En ocasiones, las prisas también son una excusa para ignorar el dolor que nace de nuestras heridas. Pasamos de ellas, no les hacemos caso, pero ellas no dejan de estar presentes y de limitarnos. Creemos que ignorarlas hará que desaparezcan. En muchos casos quizás, pero en otros las heridas necesitarán otro tipo de cuidados, como la desinfección o algún punto. Distinguir unas de otras no deja de ser una expresión de inteligencia emocional.

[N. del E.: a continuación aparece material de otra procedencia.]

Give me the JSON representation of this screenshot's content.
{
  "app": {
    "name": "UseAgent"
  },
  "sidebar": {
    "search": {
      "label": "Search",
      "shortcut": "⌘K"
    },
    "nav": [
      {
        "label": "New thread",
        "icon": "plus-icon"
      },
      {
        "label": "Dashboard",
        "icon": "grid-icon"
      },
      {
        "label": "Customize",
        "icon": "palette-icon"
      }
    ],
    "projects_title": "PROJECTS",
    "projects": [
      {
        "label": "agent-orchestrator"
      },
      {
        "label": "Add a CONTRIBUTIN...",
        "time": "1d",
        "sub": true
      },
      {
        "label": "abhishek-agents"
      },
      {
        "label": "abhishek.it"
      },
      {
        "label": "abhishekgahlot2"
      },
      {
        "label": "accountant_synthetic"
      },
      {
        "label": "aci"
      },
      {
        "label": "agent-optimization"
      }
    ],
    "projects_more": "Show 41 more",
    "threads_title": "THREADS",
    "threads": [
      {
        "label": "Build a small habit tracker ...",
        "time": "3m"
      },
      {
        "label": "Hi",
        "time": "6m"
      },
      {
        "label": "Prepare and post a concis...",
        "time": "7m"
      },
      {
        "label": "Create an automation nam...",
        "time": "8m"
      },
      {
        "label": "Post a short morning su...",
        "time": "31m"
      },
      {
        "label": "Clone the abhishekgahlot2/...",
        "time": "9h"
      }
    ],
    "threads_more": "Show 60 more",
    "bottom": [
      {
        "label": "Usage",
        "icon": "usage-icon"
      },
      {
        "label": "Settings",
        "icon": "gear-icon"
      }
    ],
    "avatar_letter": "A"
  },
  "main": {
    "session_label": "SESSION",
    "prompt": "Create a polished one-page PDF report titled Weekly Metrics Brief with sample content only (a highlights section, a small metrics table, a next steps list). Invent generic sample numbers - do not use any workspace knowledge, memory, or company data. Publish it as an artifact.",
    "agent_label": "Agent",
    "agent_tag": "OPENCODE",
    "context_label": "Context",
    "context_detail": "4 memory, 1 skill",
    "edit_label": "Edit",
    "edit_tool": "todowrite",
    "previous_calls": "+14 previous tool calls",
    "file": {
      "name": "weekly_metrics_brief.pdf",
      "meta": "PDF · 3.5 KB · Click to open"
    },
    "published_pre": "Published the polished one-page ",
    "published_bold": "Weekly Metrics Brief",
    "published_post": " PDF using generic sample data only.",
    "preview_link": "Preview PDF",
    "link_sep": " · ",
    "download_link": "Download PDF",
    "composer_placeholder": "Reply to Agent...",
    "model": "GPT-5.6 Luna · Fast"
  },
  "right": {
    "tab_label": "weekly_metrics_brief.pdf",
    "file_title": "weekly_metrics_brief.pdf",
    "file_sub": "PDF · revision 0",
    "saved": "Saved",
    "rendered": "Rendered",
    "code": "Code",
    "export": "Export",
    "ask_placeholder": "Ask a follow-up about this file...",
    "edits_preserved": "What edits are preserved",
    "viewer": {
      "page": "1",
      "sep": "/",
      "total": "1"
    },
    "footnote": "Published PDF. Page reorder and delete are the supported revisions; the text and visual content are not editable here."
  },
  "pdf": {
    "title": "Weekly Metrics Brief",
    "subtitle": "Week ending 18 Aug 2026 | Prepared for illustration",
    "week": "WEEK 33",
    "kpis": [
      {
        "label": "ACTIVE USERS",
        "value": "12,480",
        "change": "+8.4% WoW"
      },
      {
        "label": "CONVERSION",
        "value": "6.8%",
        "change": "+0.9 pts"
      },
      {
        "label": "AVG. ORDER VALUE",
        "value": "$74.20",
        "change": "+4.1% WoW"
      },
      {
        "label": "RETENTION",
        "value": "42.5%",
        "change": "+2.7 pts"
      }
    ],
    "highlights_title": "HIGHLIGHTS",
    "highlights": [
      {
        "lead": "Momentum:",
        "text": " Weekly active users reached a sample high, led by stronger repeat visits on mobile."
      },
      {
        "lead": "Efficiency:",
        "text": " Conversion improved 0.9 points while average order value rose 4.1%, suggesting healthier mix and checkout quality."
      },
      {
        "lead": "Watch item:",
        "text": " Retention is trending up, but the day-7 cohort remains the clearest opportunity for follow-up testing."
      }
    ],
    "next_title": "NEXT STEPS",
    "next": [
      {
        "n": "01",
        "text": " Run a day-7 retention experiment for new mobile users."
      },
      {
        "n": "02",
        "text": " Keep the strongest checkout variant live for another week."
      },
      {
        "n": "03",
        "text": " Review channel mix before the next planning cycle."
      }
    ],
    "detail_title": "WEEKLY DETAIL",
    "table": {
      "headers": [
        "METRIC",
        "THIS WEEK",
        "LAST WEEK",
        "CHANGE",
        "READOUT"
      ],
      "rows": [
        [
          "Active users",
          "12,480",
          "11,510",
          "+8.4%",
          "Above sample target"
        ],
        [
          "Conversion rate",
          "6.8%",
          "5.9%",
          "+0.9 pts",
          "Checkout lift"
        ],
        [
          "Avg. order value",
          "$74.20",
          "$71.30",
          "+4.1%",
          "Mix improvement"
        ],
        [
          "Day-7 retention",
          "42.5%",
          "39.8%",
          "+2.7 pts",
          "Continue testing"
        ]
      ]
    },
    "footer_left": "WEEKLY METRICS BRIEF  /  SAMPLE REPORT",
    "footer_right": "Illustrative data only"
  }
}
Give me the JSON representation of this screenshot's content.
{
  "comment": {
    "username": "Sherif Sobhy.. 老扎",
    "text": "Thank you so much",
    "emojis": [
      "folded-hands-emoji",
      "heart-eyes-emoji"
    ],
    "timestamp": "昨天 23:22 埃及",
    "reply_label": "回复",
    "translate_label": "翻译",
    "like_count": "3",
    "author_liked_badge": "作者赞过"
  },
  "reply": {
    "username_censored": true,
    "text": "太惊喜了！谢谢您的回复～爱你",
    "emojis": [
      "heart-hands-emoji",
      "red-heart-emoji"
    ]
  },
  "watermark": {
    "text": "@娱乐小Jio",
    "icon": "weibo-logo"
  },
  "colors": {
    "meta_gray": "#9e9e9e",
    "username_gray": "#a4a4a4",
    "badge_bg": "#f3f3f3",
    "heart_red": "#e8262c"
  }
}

Tus heridas necesitan tiempo para sanar
Por mucho que ignoremos nuestras heridas emocionales, esta actitud no impide que dejen su impronta en nuestro cerebro. De hecho, sabemos que todo trauma vivido o aquello que nos ha causado un impacto emocional importante en nuestra infancia lo arrastramos hasta la edad adulta. Si no lo vemos, si no nos paramos a reflexionar sobre lo que nos ocurre para así poder solucionarlo, las heridas no cicatrizarán, seguirán abiertas.
Todas las experiencias negativas que vivimos dejan una huella profunda a nivel neurológico y seguirán sangrando por mucho que nos esforcemos en ignorarlas. Las fortaleza en muchos casos no tiene nada que ver con apretar los puños y seguir adelante, sino con estudiar el precipicio y encontrar la manera de construir un puente que nos permita salvarlo.
Hablamos de mirar a los ojos a la tristeza para saber qué nos quiere decir, de encontrar una forma de gastar la energía que emana de las emociones negativas sin dañar a nadie o de darle un momento de respiro a la ansiedad para que recupere su latir normal: esa frecuencia en la que nos ayuda y nos da aliento, en vez de consumirlo.